Phishing: la ciberdelincuencia, una amenaza de nuestra era

¿Qué es el Phishing?

Proviene del término anglosajón que hace referencia a “morder el anzuelo”. Se trata de un modelo de estafa que busca obtener datos del usuario, el estafador, el phisher, se hace parar por una persona o empresa de confianza en una aparente comunicación oficial , a través de un correo electrónico, SMS, apps de mensajería instantánea, redes sociales…para obtener datos del usuario como tales como claves, números de cuenta, números de tarjeta de crédito, realizar pagos…

El usuario cree que la entidad o la empresa, le pide determinados datos por algún motivo de fuerza mayor: tales como problemas técnicos, necesidad de incremento de seguridad para prevenir el fraude, promoción de productos, regalos, cambios en la política de seguridad, una compra o venta que se haya establecido previamente con el proveedor o cliente real…,donde no proporcionar esos datos tiene consecuencias para el usuario que le hacen actuar sin pensar y de forma rápida, llevándole a enlaces de páginas falsas que suplantan a la entidad y donde recogen los datos que quieren.

¿Cómo evitarlo?

Extremando la atención y sospechando cuando algo se salga de la normalidad. Cuando se reciba un correo electrónico u otro tipo de comunicación que derive a un enlace, es importante comprobar y verificar dicho enlace, es decir, asegurarse de que efectivamente corresponde con el de la entidad y no con una página falsa (que no se repitan letras, que no tenga faltas de ortografía…).

Otra medida de seguridad es únicamente introducir nombre y claves de usuario cuando la conexión sea segura, es decir, cuando la dirección de la página comience por “https”, si no contiene la “s”, desconfía. Es esencial poner toda la atención al dominio de la dirección que nos envía el correo electrónico por ejemplo, verificar que son direcciones oficiales.

Reforzar la seguridad del ordenador y del navegador. Mantener protegido el ordenador con antivirus debidamente actualizados y configurar las herramientas antiphishing que tienen los navegadores.

En cualquier caso, en el momento en que se experimente una mínima duda, la prudencia debe ser la protagonista, desconfiar y no realizar nada de lo que el ‘phishing’ pida.

¿Cómo puedo reconocer un mensaje de phishing?

Distinguir un mensaje de phishing de otro legítimo puede no resultar fácil, especialmente cuando es efectivamente en nombre de su cliente, proveedor o una entidad con la que opere normalmente, de la que supuestamente proviene el mensaje que ha recivido.

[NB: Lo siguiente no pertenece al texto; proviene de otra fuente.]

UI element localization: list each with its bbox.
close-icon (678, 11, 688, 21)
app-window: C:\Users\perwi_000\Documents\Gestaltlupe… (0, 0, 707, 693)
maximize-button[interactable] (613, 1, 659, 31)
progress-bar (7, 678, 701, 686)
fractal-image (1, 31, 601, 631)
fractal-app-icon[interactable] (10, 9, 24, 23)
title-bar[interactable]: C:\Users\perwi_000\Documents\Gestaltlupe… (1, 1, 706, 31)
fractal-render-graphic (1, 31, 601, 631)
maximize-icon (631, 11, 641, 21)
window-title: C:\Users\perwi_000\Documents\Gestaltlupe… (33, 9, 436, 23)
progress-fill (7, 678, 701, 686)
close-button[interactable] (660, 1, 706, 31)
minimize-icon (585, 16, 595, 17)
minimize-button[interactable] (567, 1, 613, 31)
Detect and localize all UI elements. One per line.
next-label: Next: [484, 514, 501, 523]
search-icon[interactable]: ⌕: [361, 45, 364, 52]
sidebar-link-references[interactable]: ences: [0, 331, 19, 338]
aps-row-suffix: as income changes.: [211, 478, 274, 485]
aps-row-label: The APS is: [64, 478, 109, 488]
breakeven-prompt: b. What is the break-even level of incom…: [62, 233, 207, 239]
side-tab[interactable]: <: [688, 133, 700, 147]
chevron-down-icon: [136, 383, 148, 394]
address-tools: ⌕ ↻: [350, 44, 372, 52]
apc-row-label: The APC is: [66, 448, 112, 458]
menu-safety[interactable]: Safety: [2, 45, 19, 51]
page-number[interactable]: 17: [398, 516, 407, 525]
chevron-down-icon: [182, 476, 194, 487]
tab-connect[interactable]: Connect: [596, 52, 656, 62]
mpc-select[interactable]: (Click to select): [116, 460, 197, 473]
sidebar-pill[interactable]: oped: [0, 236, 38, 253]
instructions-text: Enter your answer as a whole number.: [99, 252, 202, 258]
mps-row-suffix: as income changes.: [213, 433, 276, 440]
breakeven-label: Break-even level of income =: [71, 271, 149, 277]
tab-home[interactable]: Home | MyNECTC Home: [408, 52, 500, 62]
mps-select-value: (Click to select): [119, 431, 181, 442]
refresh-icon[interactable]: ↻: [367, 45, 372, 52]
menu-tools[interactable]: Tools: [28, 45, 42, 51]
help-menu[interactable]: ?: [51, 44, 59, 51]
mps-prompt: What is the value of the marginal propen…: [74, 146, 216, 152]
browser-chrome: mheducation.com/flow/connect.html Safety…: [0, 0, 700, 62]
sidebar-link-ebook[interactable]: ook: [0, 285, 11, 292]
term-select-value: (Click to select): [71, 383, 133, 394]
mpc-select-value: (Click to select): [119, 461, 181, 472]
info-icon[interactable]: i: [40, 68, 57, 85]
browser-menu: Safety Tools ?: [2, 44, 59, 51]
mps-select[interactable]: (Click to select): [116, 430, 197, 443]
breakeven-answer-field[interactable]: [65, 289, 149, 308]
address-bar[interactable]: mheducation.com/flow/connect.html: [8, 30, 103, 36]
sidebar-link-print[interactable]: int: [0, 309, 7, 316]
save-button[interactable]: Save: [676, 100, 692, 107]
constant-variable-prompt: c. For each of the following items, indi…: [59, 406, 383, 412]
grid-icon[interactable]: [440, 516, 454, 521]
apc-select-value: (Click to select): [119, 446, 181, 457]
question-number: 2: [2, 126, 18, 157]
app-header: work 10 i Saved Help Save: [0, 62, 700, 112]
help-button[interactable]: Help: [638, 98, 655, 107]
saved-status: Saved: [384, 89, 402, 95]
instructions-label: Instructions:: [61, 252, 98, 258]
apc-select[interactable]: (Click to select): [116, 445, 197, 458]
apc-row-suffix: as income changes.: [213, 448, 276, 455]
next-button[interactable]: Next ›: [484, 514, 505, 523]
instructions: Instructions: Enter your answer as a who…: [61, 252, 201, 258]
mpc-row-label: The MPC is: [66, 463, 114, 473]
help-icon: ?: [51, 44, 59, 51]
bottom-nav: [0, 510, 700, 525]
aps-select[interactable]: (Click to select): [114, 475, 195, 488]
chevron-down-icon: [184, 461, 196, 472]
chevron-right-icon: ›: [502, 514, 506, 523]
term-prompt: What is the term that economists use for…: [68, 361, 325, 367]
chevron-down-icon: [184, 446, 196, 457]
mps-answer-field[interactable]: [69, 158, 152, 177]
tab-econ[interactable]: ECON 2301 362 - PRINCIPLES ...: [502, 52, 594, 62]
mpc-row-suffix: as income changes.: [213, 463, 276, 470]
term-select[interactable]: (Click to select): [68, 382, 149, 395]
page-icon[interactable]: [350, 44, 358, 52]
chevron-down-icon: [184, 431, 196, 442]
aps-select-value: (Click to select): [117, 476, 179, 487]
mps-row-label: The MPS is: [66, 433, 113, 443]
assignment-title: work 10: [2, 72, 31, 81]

Los principales indicios de un correo fraudulento son los siguientes:

El campo De: del mensaje muestra una dirección de la compañía en cuestión. No obstante, es sencillo para el estafador modificar la dirección de origen que se muestra en cualquier cliente de correo.

El mensaje de correo electrónico presenta logotipos o imágenes que han sido recogidas del sitio web real al que el mensaje fraudulento hace referencia.

El enlace que se muestra parece apuntar al sitio web original de la compañía, pero en realidad lleva a una página web fraudulenta, en la que se solicitarán datos de usuarios, contraseñas, etc.

Normalmente estos mensajes de correo electrónico presentan errores gramaticales o palabras cambiadas.

¿Qué hacer cuando ya he sido víctima de phishing?

Recabar, guardar toda la información posible y denunciar a las autoridades son los mejores pasos.

Para ello, es importante conseguir reunir toda la información posible, a través de capturas de pantalla, documentos en papel, enlaces, direcciones de correo electrónico, correos, mensajes… y acudir a poner la denuncia. Además, conviene reforzar la seguridad online propia y difundir el hecho entre nuestros contactos para alertar y prevenir al resto. También es posible presentar una reclamación oficial al navegador sobre el sitio que es sospechoso de practicar phishing y remitir el caso a la Oficina de Seguridad del Internauta, perteneciente al Ministerio de Industria, Energía y Turismo.